To the complainers stuck in their “settled knowing,” Jesus nourishes with a relationship of creative newness. He says, your ancestors ate manna, and they died in that desert. That bread has gotten stale for you. I am the living bread of life. I offer you a new and living future.
Now, notice that Jesus-bread is usually different than what we are looking for, but always what we need. There is resistance, as Jesus-bread makes our old patterns and preconceptions indigestible. Often we swing from one extreme to the other, yo-yo dieting. “I am the living bread of life,” Jesus says again, reminding us that the bread he gives us is a relationship which endures all the ups and downs, all the times we reject him only to accept him again later.
The bread of heaven is a person, because the sustenance we need is relationship.The daily bread of eternity nourishes us through a dynamic relationship, reliably providing, strengthening and sustaining us to encounter the ever-new ways the Spirit unleashes God’s creativity through us.
The first night eating Nathan’s wonderful food, I serendipitously sat down next to a man named Paul, who it turns out is someone I’d read about in a book called Take this Bread. Paul is a priest at St. Gregory of Nyssa in San Francisco, a colleague of author Sara Miles, who experienced Christian conversion in the moment she first ate the bread of communion at St. Gregory’s. Later Miles founded The Food Bank at the church to extend the hospitality of Christ’s table to others. Paul figures prominently in her books, as a companion in the love of cooking and the work of the Food Bank. He just happened to be at the Grunewald Guild painting icons on his sabbatical. At any rate, he is someone I would trust to know something about the bread of life. Toward the end of last week, a group of us at dinner were talking about worship—what is its purpose? Without a second thought, Paul answered, “Worship is a safe space in which we do things that scare us.”

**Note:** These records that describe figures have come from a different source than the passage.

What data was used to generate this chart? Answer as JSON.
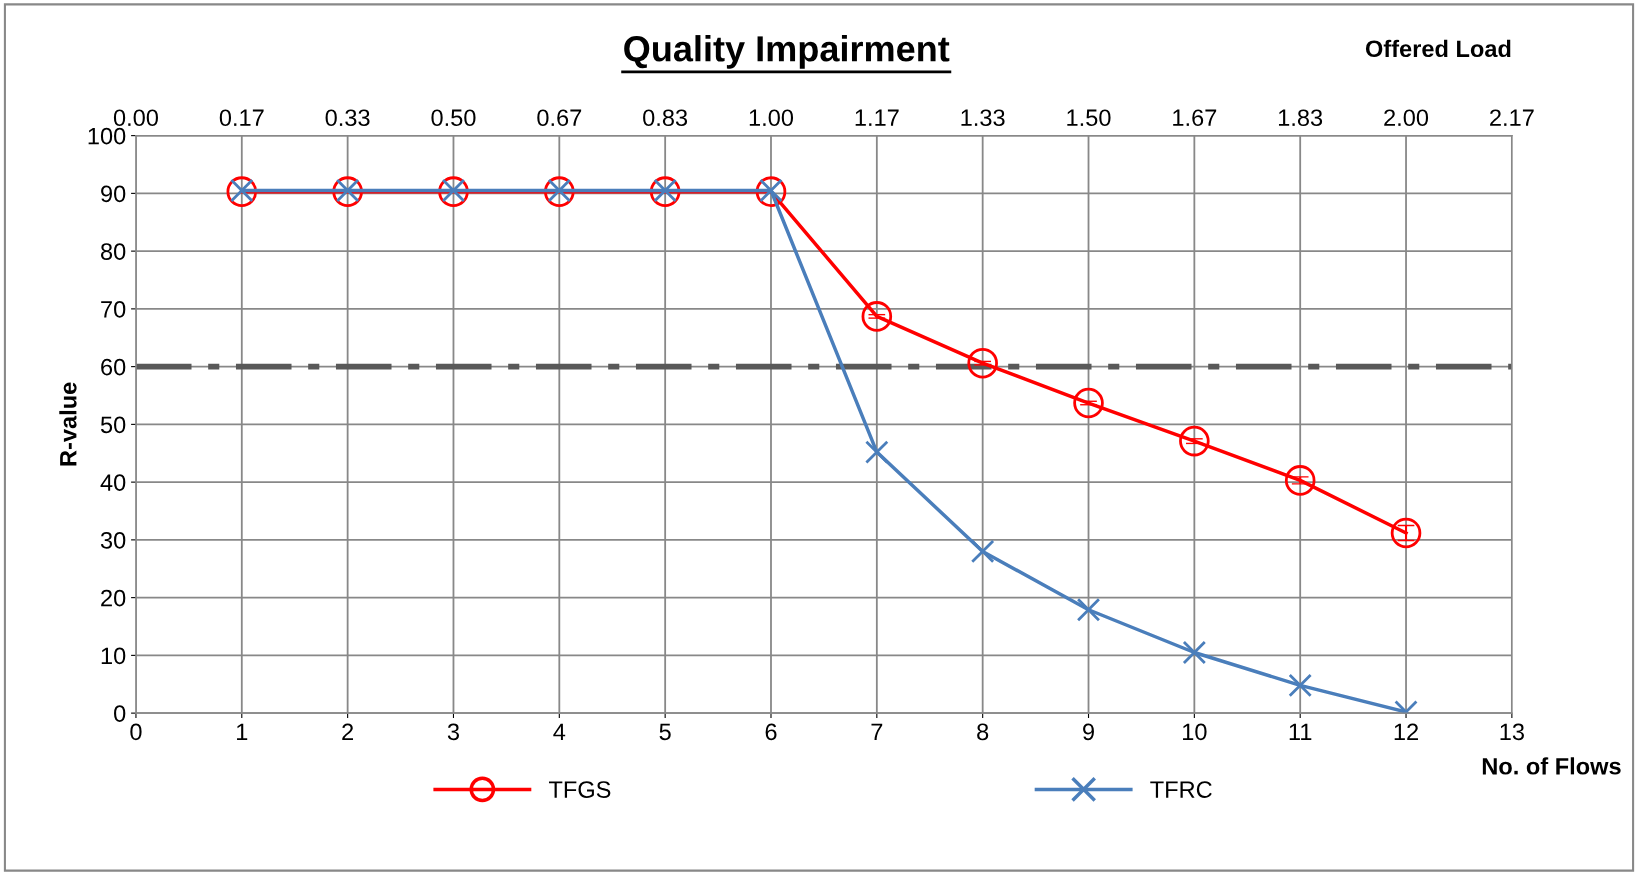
{
  "chart_data": {
    "type": "line",
    "title": "Quality Impairment",
    "xlabel": "No. of Flows",
    "ylabel": "R-value",
    "x2label": "Offered Load",
    "x": [
      1,
      2,
      3,
      4,
      5,
      6,
      7,
      8,
      9,
      10,
      11,
      12
    ],
    "series": [
      {
        "name": "TFGS",
        "color": "#ff0000",
        "marker": "circle",
        "values": [
          90.3,
          90.3,
          90.3,
          90.3,
          90.3,
          90.3,
          68.7,
          60.6,
          53.7,
          47.1,
          40.3,
          31.2
        ],
        "errors": [
          null,
          null,
          null,
          null,
          null,
          null,
          0.3,
          0.3,
          0.3,
          0.4,
          0.6,
          1.3
        ]
      },
      {
        "name": "TFRC",
        "color": "#4a7ebb",
        "marker": "cross",
        "values": [
          90.5,
          90.5,
          90.5,
          90.5,
          90.5,
          90.5,
          45.2,
          28.0,
          17.9,
          10.5,
          4.8,
          0.2
        ]
      }
    ],
    "xlim": [
      0,
      13
    ],
    "xticks": [
      0,
      1,
      2,
      3,
      4,
      5,
      6,
      7,
      8,
      9,
      10,
      11,
      12,
      13
    ],
    "x2lim": [
      0,
      2.1667
    ],
    "x2ticks": [
      {
        "value": 0,
        "label": "0.00"
      },
      {
        "value": 0.1667,
        "label": "0.17"
      },
      {
        "value": 0.3333,
        "label": "0.33"
      },
      {
        "value": 0.5,
        "label": "0.50"
      },
      {
        "value": 0.6667,
        "label": "0.67"
      },
      {
        "value": 0.8333,
        "label": "0.83"
      },
      {
        "value": 1,
        "label": "1.00"
      },
      {
        "value": 1.1667,
        "label": "1.17"
      },
      {
        "value": 1.3333,
        "label": "1.33"
      },
      {
        "value": 1.5,
        "label": "1.50"
      },
      {
        "value": 1.6667,
        "label": "1.67"
      },
      {
        "value": 1.8333,
        "label": "1.83"
      },
      {
        "value": 2,
        "label": "2.00"
      },
      {
        "value": 2.1667,
        "label": "2.17"
      }
    ],
    "ylim": [
      0,
      100
    ],
    "yticks": [
      0,
      10,
      20,
      30,
      40,
      50,
      60,
      70,
      80,
      90,
      100
    ],
    "ref_lines": [
      {
        "axis": "y",
        "value": 60,
        "color": "#595959",
        "line_style": "dashdot"
      }
    ],
    "grid": true,
    "legend": "bottom"
  }
}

As I chewed on that tasty morsel, I’ve come to agree. Sometimes we show up to this place on Sunday, scarcely able to rally enthusiasm for bread on the menu, yet again. And we as a community certainly need to guard against serving something stale. But at its best, this place is a safe space, truly a sanctuary, where the often terrifying reality of God’s creativity, forgiveness, and empowerment might take hold in us—that we might be shaped to become, in the Apostle Paul’s words, “imitators of God, as beloved children,” liv[ing] in love, as Christ loved us and gave himself up for us, a fragrant offering and sacrifice to God.” That we might become those who, in the Way of Christ, are ready to offer ourselves as sustenance for others in need.

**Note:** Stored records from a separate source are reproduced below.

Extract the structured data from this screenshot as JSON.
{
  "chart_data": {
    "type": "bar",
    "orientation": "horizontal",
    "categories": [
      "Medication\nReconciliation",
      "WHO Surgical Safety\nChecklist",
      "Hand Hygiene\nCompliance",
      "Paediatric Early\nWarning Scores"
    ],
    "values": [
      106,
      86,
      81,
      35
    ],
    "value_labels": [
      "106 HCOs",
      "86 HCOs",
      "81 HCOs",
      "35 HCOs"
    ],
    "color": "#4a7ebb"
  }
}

The bread of life is on the menu here whenever we gather to worship the One who comes down to us from heaven. And it turns out that, if we stick with it, a steady diet of the Word, proclaimed and preached, the sacraments, rightly administered, and the disciplined prayer and practices of our community, really can sustain and nourish us for this lifetime and eternity. God’s love in Jesus Christ, is generously offered to all, crowds and complainers alike.

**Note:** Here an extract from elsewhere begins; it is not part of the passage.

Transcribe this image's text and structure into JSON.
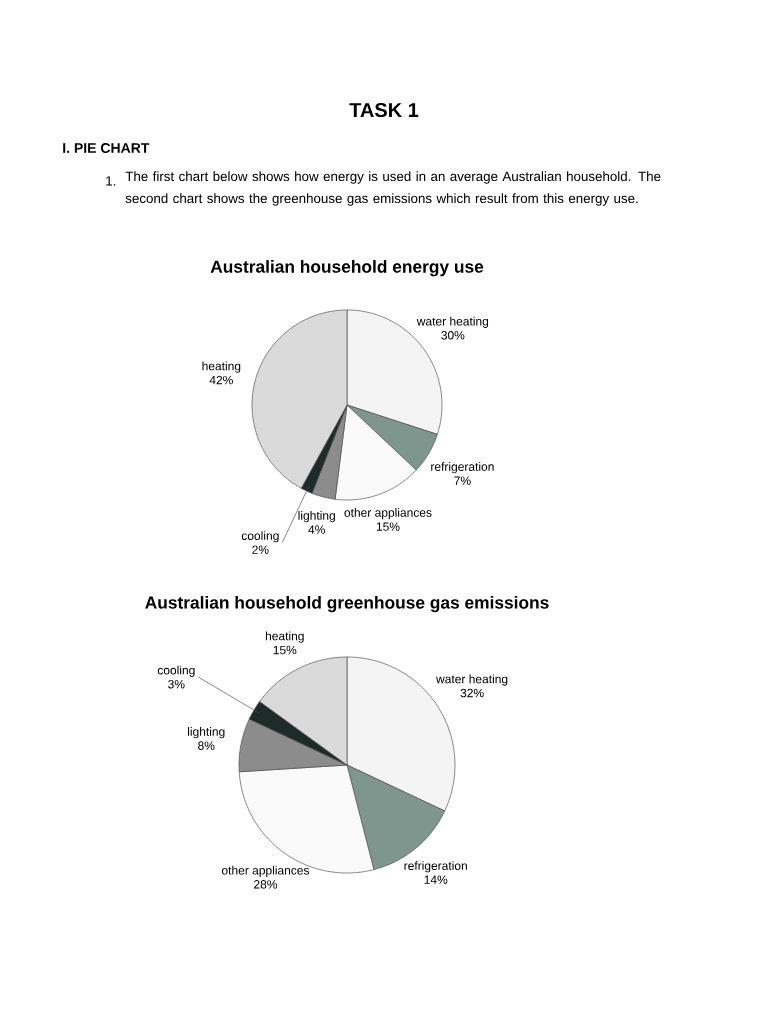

Last week, Keith left you with a question: “Why are you here?” For what do you hunger and thirst? If your answer, by the grace of the Spirit, is the unchanging yet ever-creating love of God in Jesus Christ, then know this: the bread of heaven is set before you, a living relationship with the One in whom heaven and earth meet. Will you take this bread, again, or for the first time, and eat?
In the name of the Father, Son, and Holy Spirit, Amen.
 Morse, Theological Perspective, Feasting on the Word, 334.
 Wayne A. Meeks, Feasting on the Word, 337.
 Meeks, 337.
 Morse, 334.
 These are the Reformed “marks of the true church,” as derived from John Calvin.